I should also be honest about what enabled this case in particular. Most patients with similar symptoms don’t have nine years of continuous wearable data, fifteen years of professional context in diagnostic AI, an AI company willing to invest in their training, and a technical partner to keep them honest. This case is a proof of methodology. It is not yet a portable solution. The portable solution (tooling and care pathways that bring the same kind of analysis to people who don’t happen to be pathologists) doesn’t exist yet. Building it is part of the point.

What I can say is that the methodology worked, in a way it could not have five years ago.

Five years ago, the analytical work I did would have required a research team: a biostatistician, a data engineer, a clinical research coordinator, weeks of meetings to align on what to look for. The headline of this case isn’t that AI is smart. It’s that AI is now an accessible substitute for a small team of professionals, when the person directing it knows what questions to ask.

The microscope didn’t make pathologists. Pathologists make microscopes useful. The same is true here. And it’s a near match for Coa’s design thesis: AI recommends, humans decide.

Why this is my first project at Coa

That’s why this story matters to me as my first project at Coa.

The reason Ari and Phillip invested four months of onboarding in teaching a pathologist how to code with Claude wasn’t to turn me into a software engineer. It was to make me functional with tools that, until very recently, only software engineers and data scientists could use. The thesis underneath that bet (that domain experts paired with modern AI tools can now do work that used to require entire teams) is the thesis we’re trying to build a company around. The first thing I did with the training is something close to the most personally meaningful thing I have ever done in medicine. I think that’s evidence the thesis is right.

If you’ve lived through a long diagnostic odyssey, I’d like to hear from you. One case study is not a clinical trial. It’s a starting point, both for me and, I hope, for someone else who’s currently being told their tests are normal.

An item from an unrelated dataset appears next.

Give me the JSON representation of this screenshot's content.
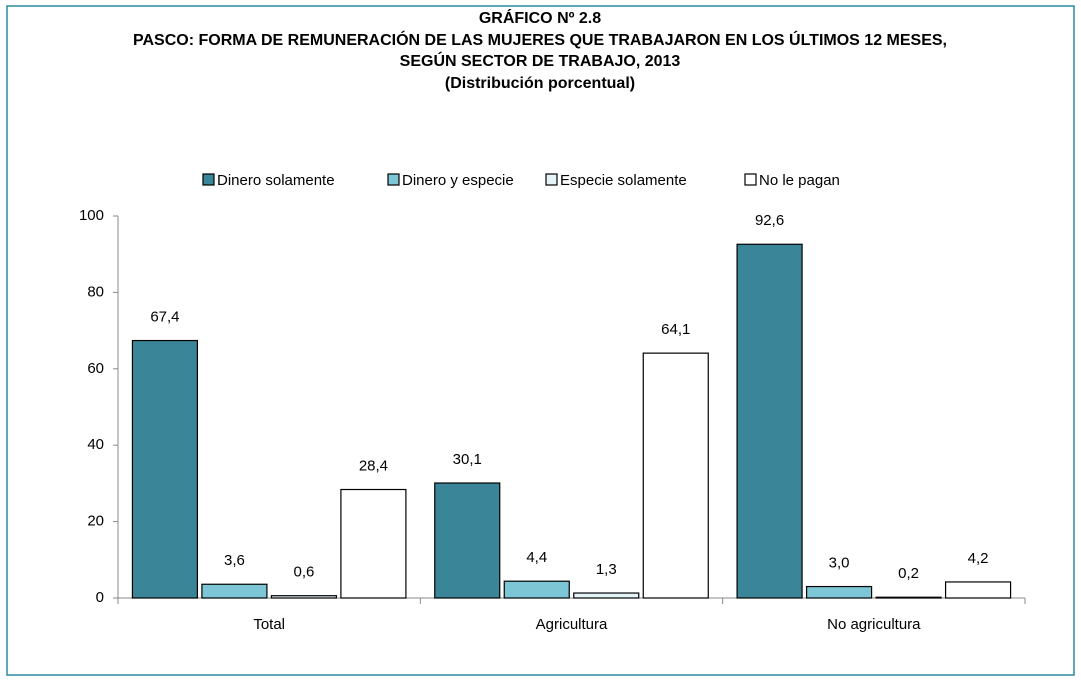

I’m grateful to my collaborators at Coa, Ari and Phillip and the team. To the cardiologist who read my data with an open mind. To my family, who kept showing up through four years of every test is normal. And to a wristwatch that wouldn’t stop nagging me to breathe.

Jason Hipp, MD, PhD is the Consulting Chief Medical Officer at Coa Solutions, a Service-Disabled Veteran-Owned Small Business based in Arlington, Virginia, working on AI-powered tools for the VA, the IRS, and other federal agencies. He is a board-certified anatomic pathologist with fellowship training in clinical informatics. Before Coa, he spent fifteen years building diagnostic AI tools in computational pathology at the NIH, Google, Mayo Clinic, and AstraZeneca.

This piece describes a single patient experience. It is not medical advice. If your wearable is showing you patterns you don’t understand and you have symptoms that aren’t being explained, talk to a clinician, and consider bringing your data with you.